There are so many outages in us-east-1. I've heard the reason is because that's where they roll out maintenance first or something along those lines. Just look at this list of outages on Wikipedia [1] and scan for US-east-1, North Virginia, or "Northeast" (all the same places).
* It's the largest region (ever had an unexpected scaling bug?).
* It has more legacy stuff lying around. For example, old regions have EC2 Classic, while new regions are VPC only.
* There are more customers there. More whales, more use cases.
Most AWS teams explicitly try not to deploy to us-east-1 first, but because us-east-1 is so different on so many dimensions, it is more likely to have issues that dont manifest elsewhere.
I've heard the reason is because that's where they roll out maintenance first
That doesn't make sense - why would they do maintenance in their largest (and oldest) region first? I'd expect them to roll out changes to smaller regions first so problems will affect fewer users.

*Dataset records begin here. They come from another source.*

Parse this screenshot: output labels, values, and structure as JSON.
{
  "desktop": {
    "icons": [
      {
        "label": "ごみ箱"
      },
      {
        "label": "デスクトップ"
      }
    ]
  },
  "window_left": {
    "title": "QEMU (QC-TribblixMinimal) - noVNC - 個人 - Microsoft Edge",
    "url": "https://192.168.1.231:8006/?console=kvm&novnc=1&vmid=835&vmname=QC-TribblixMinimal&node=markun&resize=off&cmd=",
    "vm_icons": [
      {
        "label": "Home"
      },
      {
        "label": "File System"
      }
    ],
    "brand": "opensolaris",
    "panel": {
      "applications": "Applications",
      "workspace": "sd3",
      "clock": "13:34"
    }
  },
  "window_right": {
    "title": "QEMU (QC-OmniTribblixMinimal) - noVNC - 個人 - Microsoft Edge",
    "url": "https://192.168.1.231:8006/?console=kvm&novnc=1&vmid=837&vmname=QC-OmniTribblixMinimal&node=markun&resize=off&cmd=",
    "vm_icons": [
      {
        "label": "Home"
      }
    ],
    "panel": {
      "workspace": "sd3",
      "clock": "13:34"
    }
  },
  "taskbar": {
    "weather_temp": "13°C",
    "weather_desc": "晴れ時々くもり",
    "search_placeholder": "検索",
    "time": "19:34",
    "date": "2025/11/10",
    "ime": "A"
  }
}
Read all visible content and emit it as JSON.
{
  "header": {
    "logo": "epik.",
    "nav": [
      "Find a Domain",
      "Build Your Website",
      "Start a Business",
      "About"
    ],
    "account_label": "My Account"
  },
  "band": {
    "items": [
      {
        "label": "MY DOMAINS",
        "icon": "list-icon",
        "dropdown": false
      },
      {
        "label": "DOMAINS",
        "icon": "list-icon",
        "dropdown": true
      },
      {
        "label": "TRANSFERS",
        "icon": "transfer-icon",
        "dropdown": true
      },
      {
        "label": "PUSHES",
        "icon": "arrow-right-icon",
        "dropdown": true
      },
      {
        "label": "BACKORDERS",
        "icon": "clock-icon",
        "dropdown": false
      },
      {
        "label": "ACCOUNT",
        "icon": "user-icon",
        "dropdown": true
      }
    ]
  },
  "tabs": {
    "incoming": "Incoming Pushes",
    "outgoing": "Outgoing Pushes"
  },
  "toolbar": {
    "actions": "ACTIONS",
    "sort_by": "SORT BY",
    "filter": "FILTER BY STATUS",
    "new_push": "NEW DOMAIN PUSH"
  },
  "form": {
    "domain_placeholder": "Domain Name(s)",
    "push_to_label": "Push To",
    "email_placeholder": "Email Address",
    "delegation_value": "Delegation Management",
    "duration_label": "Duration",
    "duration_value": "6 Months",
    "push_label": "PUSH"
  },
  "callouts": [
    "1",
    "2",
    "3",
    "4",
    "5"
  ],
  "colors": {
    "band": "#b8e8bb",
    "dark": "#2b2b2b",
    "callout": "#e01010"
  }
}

I think the more likely explanation is that it's their largest (and oldest) region.
an aws tam once told me the same thing. us-east-1a gets the new stuff first. i never validated it against anything other than this one person's statement.
> Between 9:21 AM and 2:36 PM PDT we experienced increased query failures and latency in the US-EAST-1 Region. The issue has been resolved and the service is operating normally.
> The issue with the Data Catalog APIs started with a software update in the US-EAST-1 Region that completed at 9:21 AM PDT. The software update was immediately rolled back[...]
Thankfully the redshift outage was just on APIs, not existing machines. Our cluster was fine today, but external schema which rely on glue/athena did time out.